O crime abalou o movimento sindical baiano. Paulo Colombiano exercia o cargo de tesoureiro do Sindicato dos Rodoviários da Bahia e, segundo as investigações, havia identificado um suposto esquema de irregularidades na gestão do plano de saúde da categoria pouco antes de ser morto ao lado da esposa.
Após investigação, a Polícia Civil concluiu o inquérito apontando cinco envolvidos no crime. Conforme a denúncia apresentada pelo Ministério Público da Bahia (MP-BA), os empresários Claudemiro César Ferreira Santana e Cássio Antônio Santana são acusados de encomendar o duplo homicídio, enquanto Edilson Duarte de Araújo, Adailton de Jesus e Wagner Luiz Lopes foram denunciados como executores. Apesar de terem sido presos durante as investigações, todos respondem ao processo em liberdade.

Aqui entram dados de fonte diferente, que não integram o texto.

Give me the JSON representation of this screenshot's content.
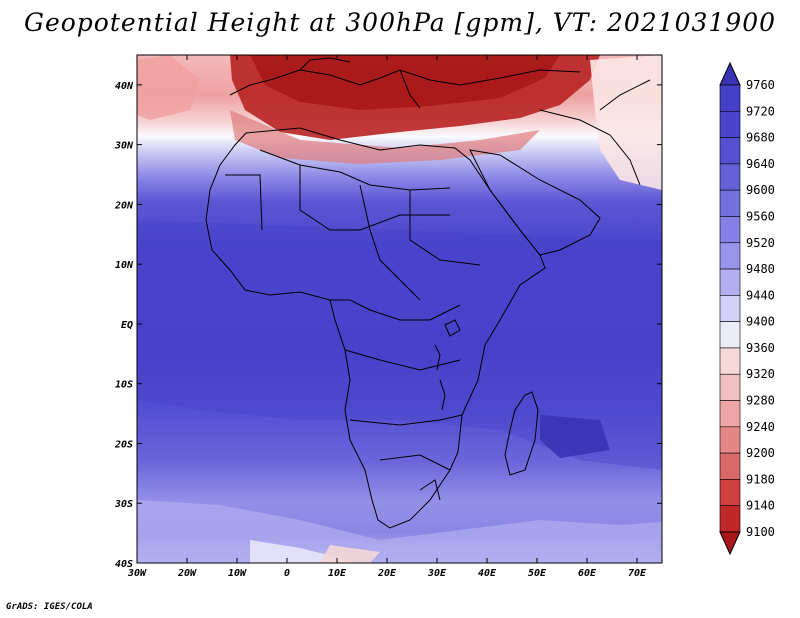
{
  "title": "Geopotential Height at 300hPa [gpm], VT: 2021031900",
  "credit": "GrADS: IGES/COLA",
  "map": {
    "lon_range": [
      -30,
      75
    ],
    "lat_range": [
      -40,
      45
    ],
    "lon_ticks": [
      "30W",
      "20W",
      "10W",
      "0",
      "10E",
      "20E",
      "30E",
      "40E",
      "50E",
      "60E",
      "70E"
    ],
    "lat_ticks": [
      "40N",
      "30N",
      "20N",
      "10N",
      "EQ",
      "10S",
      "20S",
      "30S",
      "40S"
    ],
    "field": "geopotential height",
    "level": "300hPa",
    "units": "gpm"
  },
  "colorbar": {
    "levels": [
      9760,
      9720,
      9680,
      9640,
      9600,
      9560,
      9520,
      9480,
      9440,
      9400,
      9360,
      9320,
      9280,
      9240,
      9200,
      9180,
      9140,
      9100
    ],
    "colors": [
      "#3a34b4",
      "#4540c8",
      "#4a44cc",
      "#5550d2",
      "#6460d8",
      "#7470de",
      "#8480e6",
      "#9894ea",
      "#b4b0f0",
      "#d2d0f6",
      "#ececf8",
      "#f6d8d8",
      "#f0c0c0",
      "#eca6a6",
      "#e48686",
      "#da6a6a",
      "#d04040",
      "#c02828",
      "#a81818"
    ],
    "orientation": "vertical",
    "placement": "right"
  }
}
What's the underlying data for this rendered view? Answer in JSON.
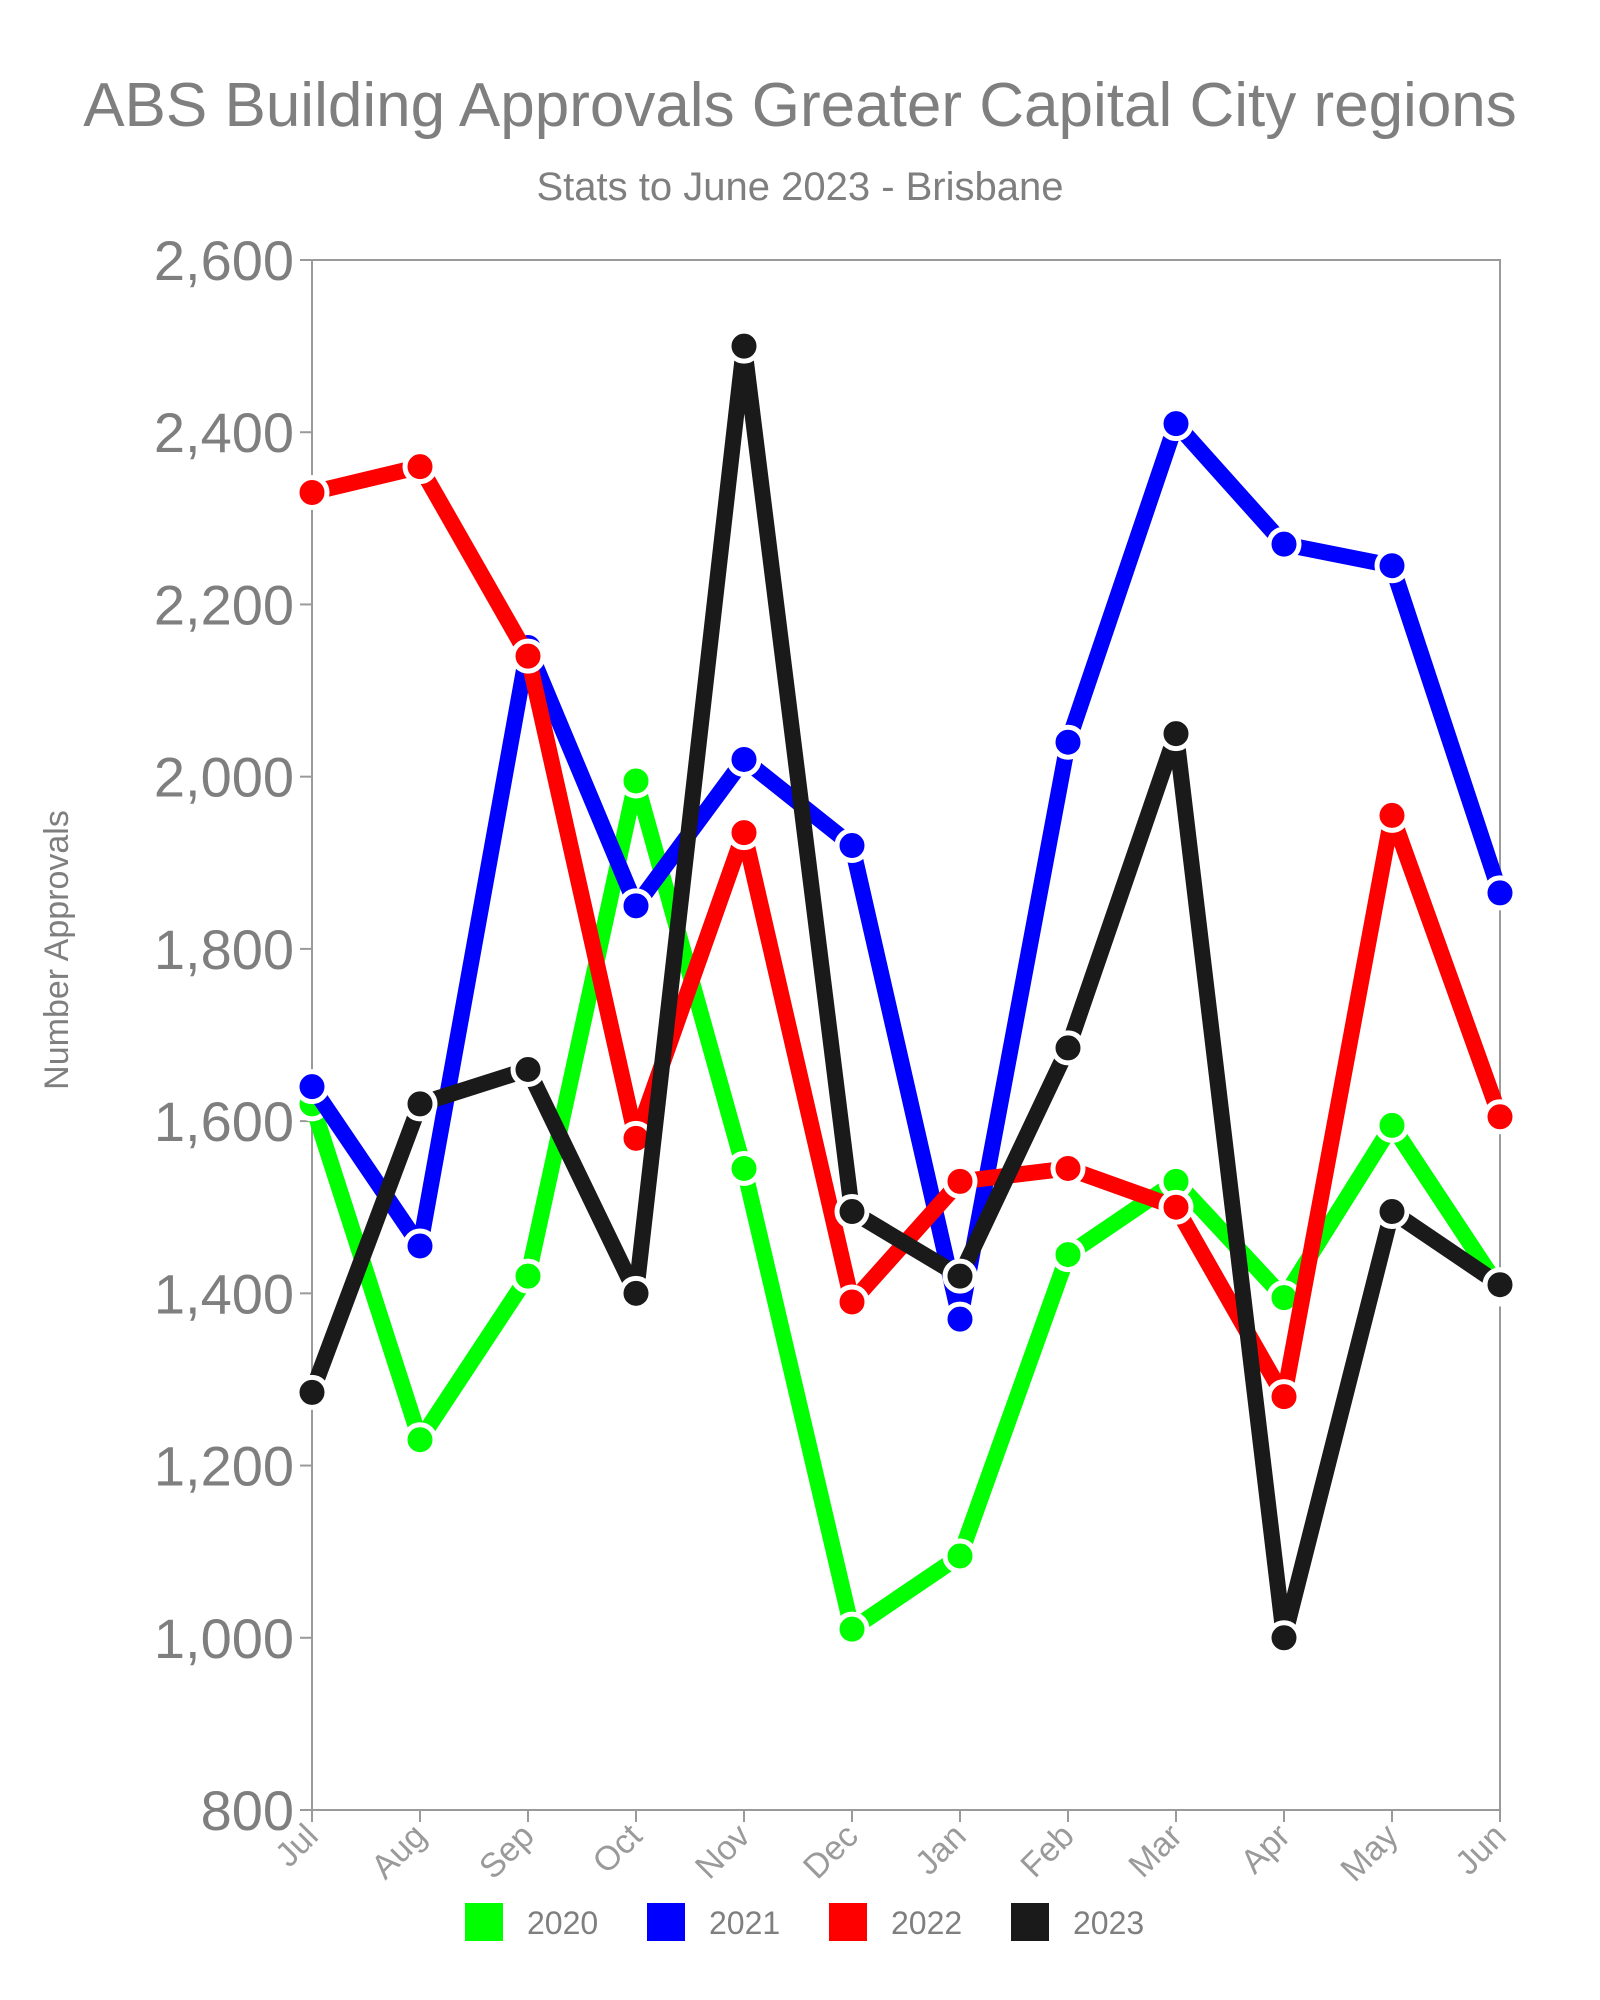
{
  "chart_data": {
    "type": "line",
    "title": "ABS Building Approvals Greater Capital City regions",
    "subtitle": "Stats to June 2023 - Brisbane",
    "xlabel": "",
    "ylabel": "Number Approvals",
    "ylim": [
      800,
      2600
    ],
    "yticks": [
      "800",
      "1,000",
      "1,200",
      "1,400",
      "1,600",
      "1,800",
      "2,000",
      "2,200",
      "2,400",
      "2,600"
    ],
    "ytick_values": [
      800,
      1000,
      1200,
      1400,
      1600,
      1800,
      2000,
      2200,
      2400,
      2600
    ],
    "categories": [
      "Jul",
      "Aug",
      "Sep",
      "Oct",
      "Nov",
      "Dec",
      "Jan",
      "Feb",
      "Mar",
      "Apr",
      "May",
      "Jun"
    ],
    "grid": false,
    "legend_position": "bottom",
    "series": [
      {
        "name": "2020",
        "color": "#00ff00",
        "values": [
          1620,
          1230,
          1420,
          1995,
          1545,
          1010,
          1095,
          1445,
          1530,
          1395,
          1595,
          1405
        ]
      },
      {
        "name": "2021",
        "color": "#0000ff",
        "values": [
          1640,
          1455,
          2150,
          1850,
          2020,
          1920,
          1370,
          2040,
          2410,
          2270,
          2245,
          1865
        ]
      },
      {
        "name": "2022",
        "color": "#ff0000",
        "values": [
          2330,
          2360,
          2140,
          1580,
          1935,
          1390,
          1530,
          1545,
          1500,
          1280,
          1955,
          1605
        ]
      },
      {
        "name": "2023",
        "color": "#1a1a1a",
        "values": [
          1285,
          1620,
          1660,
          1400,
          2500,
          1495,
          1420,
          1685,
          2050,
          1000,
          1495,
          1410
        ]
      }
    ]
  }
}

Enqunto isso, a família e os amigos continuam sofrendo com a ausência de Colombiano e Catarina. Durante a mobilização realizada nesta segunda-feira, o irmão de Catarina Galindo, Geraldo Galindo, afirmou que, mesmo após 16 anos, o sentimento predominante continua sendo o de indignação.
“Hoje completam 16 anos do crime, 16 anos de impunidade. Recapitulando: a Polícia baiana fez uma investigação e apontou os criminosos, os mandantes e os executores. O processo foi para a Justiça, ficou na Bahia por um longo período, houve a pronúncia da primeira instância na Bahia, responsabilizando os acusados pelo crime, e, nesse momento, o processo está na última instância, no STF".
Segundo os familiares, a expectativa é que o processo seja concluído para que os acusados sejam submetidos a julgamento pelo Tribunal do Júri.
Até lá, a família e movimento sindical continuarão cobrando justiça para Paulo Colombiano e Catarina Galindo.